06:23 28 November 2013
Every person needs to have a plan for his or her finances just like you need a career road map to accomplish your professional goals. What is financial planning? In a nutshell, it is a step-by-step process you design to achieve a certain financial status. With enough determination and discipline you can do this yourself, or with minimal professional help.
Maybe that still sounds daunting- but here is how you can get going:
Without clear goals in place, all efforts go down the drain. These take the form of both long term as well as short-term needs. You may have an intermediate goal of buying a car and the long term goal of building enough savings to retire. Not only do these goals help define how much money should be saved, spent and invested in your financial planning, they also prevent splurging.
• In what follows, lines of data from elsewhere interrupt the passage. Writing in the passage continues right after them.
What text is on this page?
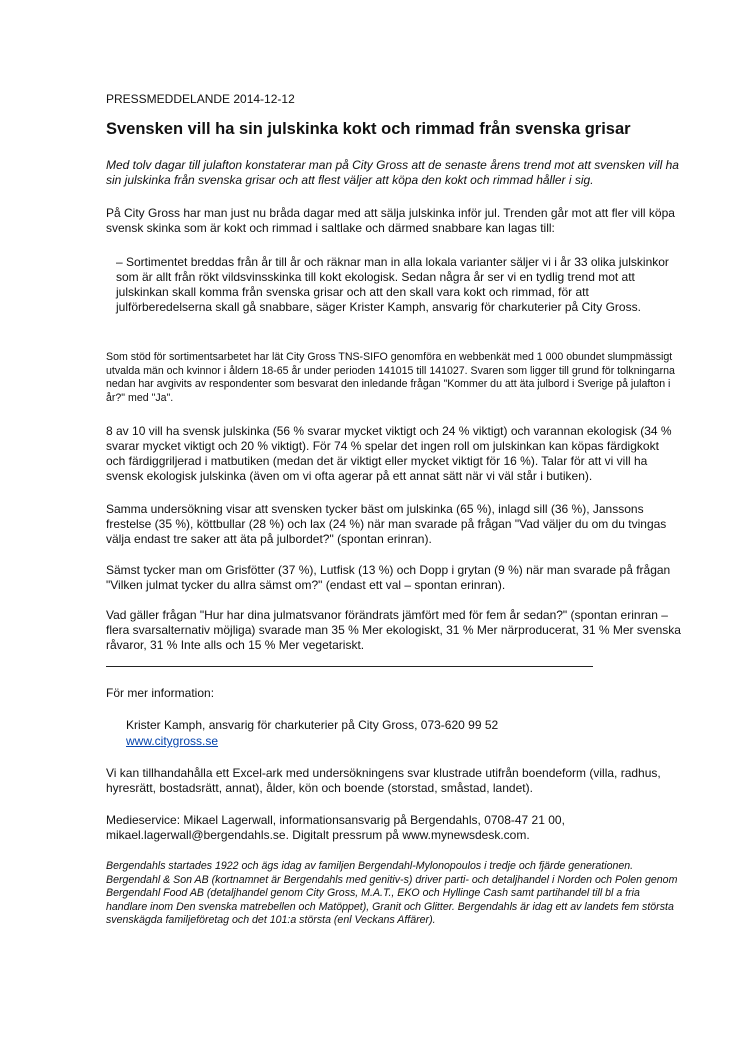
PRESSMEDDELANDE 2014-12-12
Svensken vill ha sin julskinka kokt och rimmad från svenska grisar

Med tolv dagar till julafton konstaterar man på City Gross att de senaste årens trend mot att svensken vill ha sin julskinka från svenska grisar och att flest väljer att köpa den kokt och rimmad håller i sig.

På City Gross har man just nu bråda dagar med att sälja julskinka inför jul. Trenden går mot att fler vill köpa svensk skinka som är kokt och rimmad i saltlake och därmed snabbare kan lagas till:

– Sortimentet breddas från år till år och räknar man in alla lokala varianter säljer vi i år 33 olika julskinkor som är allt från rökt vildsvinsskinka till kokt ekologisk. Sedan några år ser vi en tydlig trend mot att julskinkan skall komma från svenska grisar och att den skall vara kokt och rimmad, för att julförberedelserna skall gå snabbare, säger Krister Kamph, ansvarig för charkuterier på City Gross.

Som stöd för sortimentsarbetet har lät City Gross TNS-SIFO genomföra en webbenkät med 1 000 obundet slumpmässigt utvalda män och kvinnor i åldern 18-65 år under perioden 141015 till 141027. Svaren som ligger till grund för tolkningarna nedan har avgivits av respondenter som besvarat den inledande frågan "Kommer du att äta julbord i Sverige på julafton i år?" med "Ja".

8 av 10 vill ha svensk julskinka (56 % svarar mycket viktigt och 24 % viktigt) och varannan ekologisk (34 % svarar mycket viktigt och 20 % viktigt). För 74 % spelar det ingen roll om julskinkan kan köpas färdigkokt och färdiggriljerad i matbutiken (medan det är viktigt eller mycket viktigt för 16 %). Talar för att vi vill ha svensk ekologisk julskinka (även om vi ofta agerar på ett annat sätt när vi väl står i butiken).

Samma undersökning visar att svensken tycker bäst om julskinka (65 %), inlagd sill (36 %), Janssons frestelse (35 %), köttbullar (28 %) och lax (24 %) när man svarade på frågan "Vad väljer du om du tvingas välja endast tre saker att äta på julbordet?" (spontan erinran).

Sämst tycker man om Grisfötter (37 %), Lutfisk (13 %) och Dopp i grytan (9 %) när man svarade på frågan "Vilken julmat tycker du allra sämst om?" (endast ett val – spontan erinran).

Vad gäller frågan "Hur har dina julmatsvanor förändrats jämfört med för fem år sedan?" (spontan erinran – flera svarsalternativ möjliga) svarade man 35 % Mer ekologiskt, 31 % Mer närproducerat, 31 % Mer svenska råvaror, 31 % Inte alls och 15 % Mer vegetariskt.

För mer information:

Krister Kamph, ansvarig för charkuterier på City Gross, 073-620 99 52

www.citygross.se

Vi kan tillhandahålla ett Excel-ark med undersökningens svar klustrade utifrån boendeform (villa, radhus, hyresrätt, bostadsrätt, annat), ålder, kön och boende (storstad, småstad, landet).

Medieservice: Mikael Lagerwall, informationsansvarig på Bergendahls, 0708-47 21 00, mikael.lagerwall@bergendahls.se. Digitalt pressrum på www.mynewsdesk.com.

Bergendahls startades 1922 och ägs idag av familjen Bergendahl-Mylonopoulos i tredje och fjärde generationen. Bergendahl & Son AB (kortnamnet är Bergendahls med genitiv-s) driver parti- och detaljhandel i Norden och Polen genom Bergendahl Food AB (detaljhandel genom City Gross, M.A.T., EKO och Hyllinge Cash samt partihandel till bl a fria handlare inom Den svenska matrebellen och Matöppet), Granit och Glitter. Bergendahls är idag ett av landets fem största svenskägda familjeföretag och det 101:a största (enl Veckans Affärer).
Now you must outline what is called your “personal net worth” and “cash flow”:
a. What is your source of income? Salary, rental / business income, dividend, etc.
b. What are your expenses? Food, medicine, rent, utilities?
Be honest. Otherwise you’re doing this for nothing. I highly recommend using a Microsoft Excel sheet, or you can use good old paper and pencil. This is your budget sheet.
For your balance sheet, you need to list all assets (value of your house, car, investments, cash, and so on) and your liabilities (outstanding loans, debts, etc.).
You have defined your goals clearly. You have made a financial plan. You have assessed how much money you need to save/invest to achieve your goals. What is next? Start working towards your goals. It is easier said than done.
I cannot over-emphasize the importance of this. It’s the hardest part- living your plan day by day. Don’t let panic, or lethargy, or the varying nature of the market knock you off course.